What are work hours like for an athletic trainer?

Athletic trainer’s hours can be quite varied and may include evenings, weekends, and holidays. They might be required to travel frequently with athletic teams, work outdoors in varying weather conditions, and stand for prolonged periods. Flexibility and the ability to handle an unpredictable schedule is needed.

What is a day in the life of an athletic trainer like?

A typical day can involve developing and implementing injury prevention programs, diagnosing injuries, providing first aid, and designing rehabilitation programs for injured athletes. They might also communicate with physicians, coaches, and family members about an athlete’s condition and progress. Much of their day might be spent standing or moving around.

How does an athletic trainer interact with athletes?

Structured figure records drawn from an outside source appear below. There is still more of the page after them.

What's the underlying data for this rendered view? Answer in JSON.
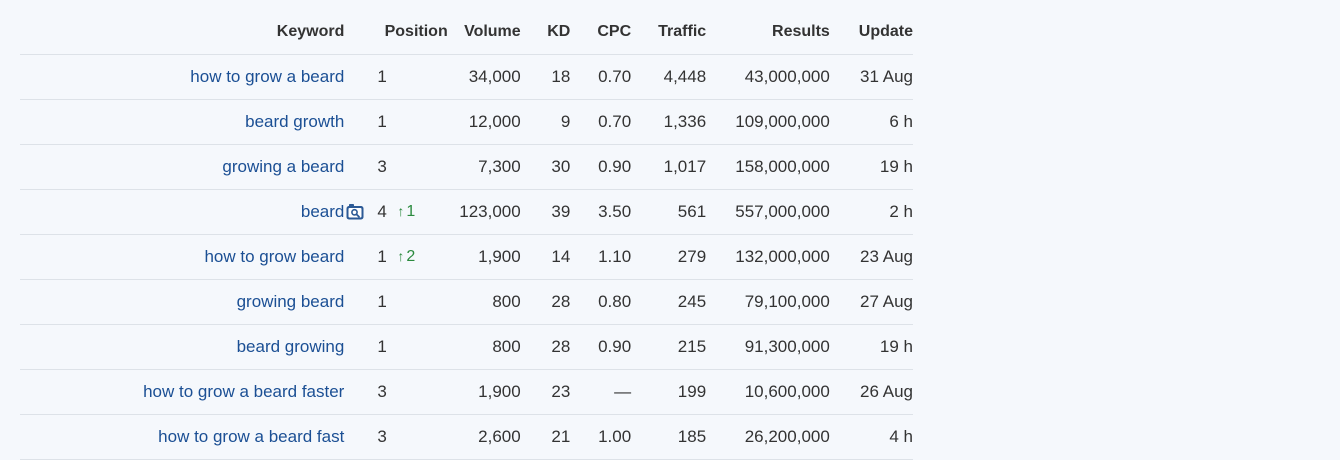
{
  "headers": {
    "keyword": "Keyword",
    "position": "Position",
    "volume": "Volume",
    "kd": "KD",
    "cpc": "CPC",
    "traffic": "Traffic",
    "results": "Results",
    "update": "Update"
  },
  "rows": [
    {
      "keyword": "how to grow a beard",
      "position": "1",
      "change": "",
      "serp_icon": false,
      "volume": "34,000",
      "kd": "18",
      "cpc": "0.70",
      "traffic": "4,448",
      "results": "43,000,000",
      "update": "31 Aug"
    },
    {
      "keyword": "beard growth",
      "position": "1",
      "change": "",
      "serp_icon": false,
      "volume": "12,000",
      "kd": "9",
      "cpc": "0.70",
      "traffic": "1,336",
      "results": "109,000,000",
      "update": "6 h"
    },
    {
      "keyword": "growing a beard",
      "position": "3",
      "change": "",
      "serp_icon": false,
      "volume": "7,300",
      "kd": "30",
      "cpc": "0.90",
      "traffic": "1,017",
      "results": "158,000,000",
      "update": "19 h"
    },
    {
      "keyword": "beard",
      "position": "4",
      "change": "1",
      "serp_icon": true,
      "volume": "123,000",
      "kd": "39",
      "cpc": "3.50",
      "traffic": "561",
      "results": "557,000,000",
      "update": "2 h"
    },
    {
      "keyword": "how to grow beard",
      "position": "1",
      "change": "2",
      "serp_icon": false,
      "volume": "1,900",
      "kd": "14",
      "cpc": "1.10",
      "traffic": "279",
      "results": "132,000,000",
      "update": "23 Aug"
    },
    {
      "keyword": "growing beard",
      "position": "1",
      "change": "",
      "serp_icon": false,
      "volume": "800",
      "kd": "28",
      "cpc": "0.80",
      "traffic": "245",
      "results": "79,100,000",
      "update": "27 Aug"
    },
    {
      "keyword": "beard growing",
      "position": "1",
      "change": "",
      "serp_icon": false,
      "volume": "800",
      "kd": "28",
      "cpc": "0.90",
      "traffic": "215",
      "results": "91,300,000",
      "update": "19 h"
    },
    {
      "keyword": "how to grow a beard faster",
      "position": "3",
      "change": "",
      "serp_icon": false,
      "volume": "1,900",
      "kd": "23",
      "cpc": "—",
      "traffic": "199",
      "results": "10,600,000",
      "update": "26 Aug"
    },
    {
      "keyword": "how to grow a beard fast",
      "position": "3",
      "change": "",
      "serp_icon": false,
      "volume": "2,600",
      "kd": "21",
      "cpc": "1.00",
      "traffic": "185",
      "results": "26,200,000",
      "update": "4 h"
    }
  ],
  "icons": {
    "serp_feature": "image-pack-icon",
    "position_up": "arrow-up-icon"
  },
  "colors": {
    "link": "#1b4f94",
    "position_up": "#2b8a3e",
    "serp_icon": "#2c5a96",
    "background": "#f5f8fc"
  }
}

Athletic trainers have a close relationship with athletes. They are often the first line of defense when injuries occur, providing immediate care, deciding if further medical treatment is necessary, and working with athletes during the rehabilitation process. They often communicate about injury prevention strategies and nutrition advice. Building trust with athletes is key.

Can athletic trainers have a specialty?

Yes, athletic trainers can choose to focus on various specialty areas, including strength and conditioning, pediatrics, geriatrics, performing arts, military, occupational health, and more. Following a specific sport season or working with a type of athlete, like runners or swimmers, can also be considered a specialty.